TOKYO — Quietly but firmly, the United States Wednesday began exerting pressure on Indonesia's President Sukarno.

A special emissary from President Kennedy met twice with the vacationing Sukarno on Indonesia's plan to nationalize the multimillion dollar investments of U.S. oil firms in the Southeast Asia island nation.

In the background was growing U.S. impatience with Sukarno's seeming inability to solve Indonesia's political and economic ills, despite about $100 million in U.S. aid annually, and his threats of international adventure that keep Southeast Asia in a turmoil.

Sukarno has threatened war if Malaya forms the Malaysian federation with his close neighbors — Singapore, Brunei, Sarawak and North Borneo. The U.S. State Department is on record as favoring the federation, saying. it would enhance political stability of all Southeast Asia.

An informed source said American negotiators have given Sukarno a stiff proposition on the oil issue, pointing out there is considerable pressure in the U.S. for withdrawal of foreign aid from nations that indiscriminately nationalize American investments.

Heading the U.S. negotiating team is Kennedy's special envoy, Lt. Gov. Wilson Wyatt of Kentucky. Wyatt was accompanied Wednesday by Howard Jones, U.S. ambassador to Indonesia. and Walter Levy of New York, described here as an independent oil consultant who specializes in assisting the State Department on nationalization cases.

Wyatt and Levy arrived unannounced in Tokyo, which is Sukarno's favorite pleasure spot abroad. Jones ostensibly came for a vacation and a briefing of U.S. Peace Corps personnel to be assigned to Indonesia.

Wyatt would say only that American oil firms were discussed in his first meeting with Sukarno and that the talks were cordial and useful.

Indonesian officials were not available for comment.

Sukarno apparently did net learn until earlier this week that the oil issue would be raised during his vacation. An informed source said the U.S. ambassador to Japan, Edwin O. Reischauer, visited Sukarno in his plush Imperial Hotel Suite to inform him that a presidential emissary would be calling on him.

U.S. officials insist that they are staying out of Sukarno's confrontation with Premier Tunku Abdul Rahman, father of the Malaysia concept. Sukarno and Rahman are scheduled to confer Friday.

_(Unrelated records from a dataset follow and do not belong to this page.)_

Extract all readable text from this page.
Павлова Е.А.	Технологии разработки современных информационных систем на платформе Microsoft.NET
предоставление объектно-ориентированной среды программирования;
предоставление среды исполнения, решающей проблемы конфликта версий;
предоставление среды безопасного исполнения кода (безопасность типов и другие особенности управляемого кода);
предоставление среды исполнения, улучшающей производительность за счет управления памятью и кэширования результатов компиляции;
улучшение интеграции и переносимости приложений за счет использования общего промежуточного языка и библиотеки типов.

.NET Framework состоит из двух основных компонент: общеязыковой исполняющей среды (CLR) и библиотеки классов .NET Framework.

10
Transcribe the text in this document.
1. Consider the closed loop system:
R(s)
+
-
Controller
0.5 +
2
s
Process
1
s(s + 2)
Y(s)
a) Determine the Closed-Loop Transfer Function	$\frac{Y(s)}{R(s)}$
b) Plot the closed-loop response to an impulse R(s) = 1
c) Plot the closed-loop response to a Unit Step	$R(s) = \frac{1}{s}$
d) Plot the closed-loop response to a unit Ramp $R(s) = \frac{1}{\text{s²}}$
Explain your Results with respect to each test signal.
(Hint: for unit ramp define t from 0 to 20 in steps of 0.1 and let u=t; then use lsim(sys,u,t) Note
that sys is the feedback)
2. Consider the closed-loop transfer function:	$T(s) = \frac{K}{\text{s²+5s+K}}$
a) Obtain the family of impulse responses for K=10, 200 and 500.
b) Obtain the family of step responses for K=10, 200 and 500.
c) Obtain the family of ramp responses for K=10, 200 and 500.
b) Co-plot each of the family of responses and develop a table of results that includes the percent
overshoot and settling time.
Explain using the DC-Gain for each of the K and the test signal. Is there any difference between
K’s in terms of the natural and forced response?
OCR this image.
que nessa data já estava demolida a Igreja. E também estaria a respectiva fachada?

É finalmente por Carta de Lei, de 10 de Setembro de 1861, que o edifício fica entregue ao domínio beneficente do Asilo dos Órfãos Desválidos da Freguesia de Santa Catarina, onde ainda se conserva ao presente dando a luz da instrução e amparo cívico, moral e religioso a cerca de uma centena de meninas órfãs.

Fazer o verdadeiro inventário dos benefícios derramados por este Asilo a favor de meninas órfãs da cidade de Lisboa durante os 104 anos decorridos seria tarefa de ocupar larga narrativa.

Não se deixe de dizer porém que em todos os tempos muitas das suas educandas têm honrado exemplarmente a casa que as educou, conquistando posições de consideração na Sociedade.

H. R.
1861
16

However, the U.S. ambassador to Malaya, Charles F. Baldwin, also is in Tokyo. U.S. officials call this a coincidence, saying Baldwin is vacationing.

Sukarno has one other iron in the fire in Tokyo. He is reported negotiating for entry of Indonesia in the 1964 Olympia Games in Tokyo. Indonesia was barred after it excluded Nationalist China and Israel from the Asian Games in Jakarta last year.